Kommentar |
+++ Die beiden Termine sind keine Wiederholungstermine. Die Veranstaltung hat jede Woche zwei unterschiedliche Teile. +++
‚Metaphysik‘ war zunächst ein Verlegenheitstitel für ein von Schriften des Aristoteles, die keinen eigenen Titel trugen und vom ersten Herausgeber, Andronikos von Rhodos, hinter den Physikvorlesungen eingeordnet wurden: Ta meta ta physika: die [Schriften] hinter den physikalischen [Schriften]. Der bis heute intensiven Rezeption dieser Schriften ist es zu verdanken, dass ‚Metaphysik‘ zum Titel einer gesamten Denktradition wurde, die das vielfältige und ungeordnete Material der Erfahrung durch Begriffe allgemeiner Ursachen zu ordnen und zu erklären versuchte und dabei philosophische Grundbegriffe wie zum Beispiel Sein, Wesen, Akzidenz, Möglichkeit, Wirklichkeit, Notwendigkeit, Ursache oder Wirkung prägte. Das begründete den metaphorischen Gebrauch des Ausdrucks ‚Metaphysik‘ als Name für ein Denken, das die Wahrheit hinter den Erfahrungsdingen oder über diese hinaus sucht.
Die ‚Metaphysik‘ des Aristoteles gewinnt ihre Begriffe überwiegend aus der Kritik an mangelhaften Vorstellungen philosophischer Vorgänger. Auch später ist es die kritische Beschäftigung mit Aristoteles und anderen Autoren, aus der die philosophische Tradition der Metaphysik erwächst. Insofern das theoretische Denken sich zunächst überhaupt in dieser Tradition der Kritik entwickelt, bleibt auch diejenige Kritik, die schon früh und immer wieder an der Metaphysik selbst geübt wird, in vielen Hinsichten auf sie angewiesen. Durch diesen historisch-systematischen Zusammenhang der Entwicklung des Denkens bleibt Philosophie auch heute immanent auf ihre Anfänge verwiesen, oder mit Richard von St. Viktor: Wir sehen nur deswegen so weit, weil wir auf den Schultern von Riesen stehen.

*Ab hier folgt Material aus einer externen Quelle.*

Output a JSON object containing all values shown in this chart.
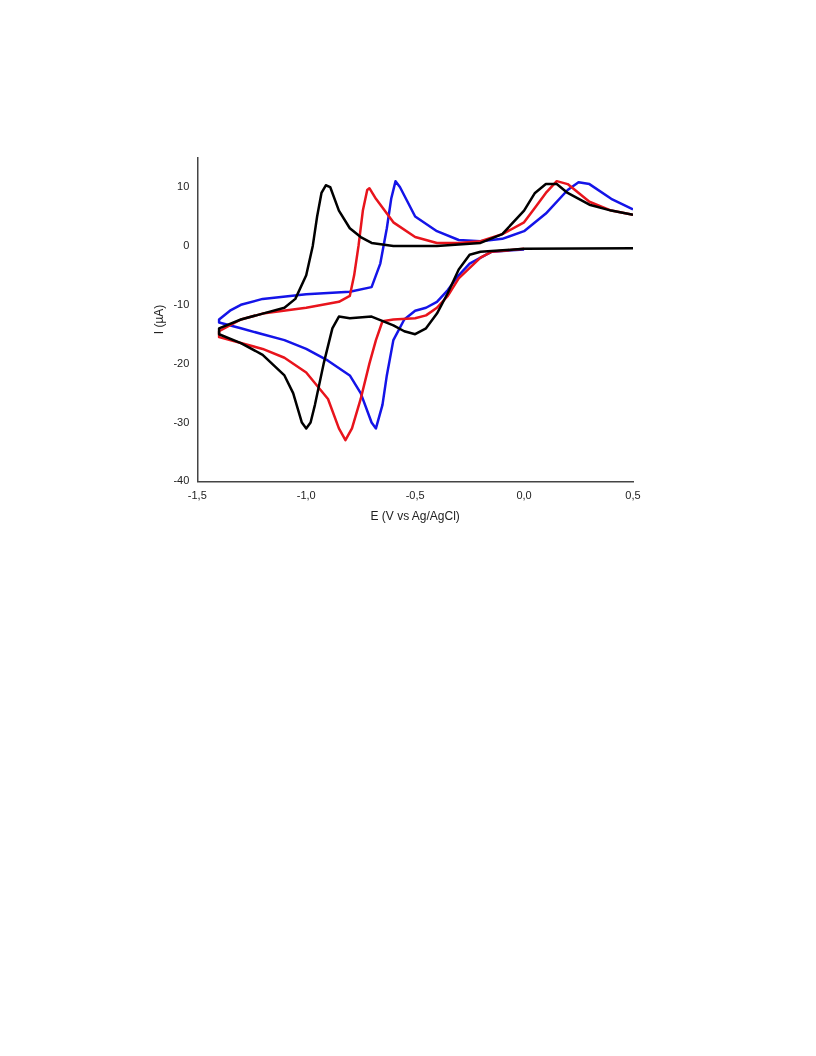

Die Vorlesung hat zum Ziel, sowohl die grundlegenden metaphysischen Begriffe und Argumentationsformen darzustellen als auch die historische und systematische Entwicklung der metaphysischen Philosophie anhand ausgewählter Modelle zu erklären. Im Zentrum wird dabei Aristoteles stehen, von dem aus seine Voraussetzungen und seine Folgen bis in die Gegenwart zu erörtern sind.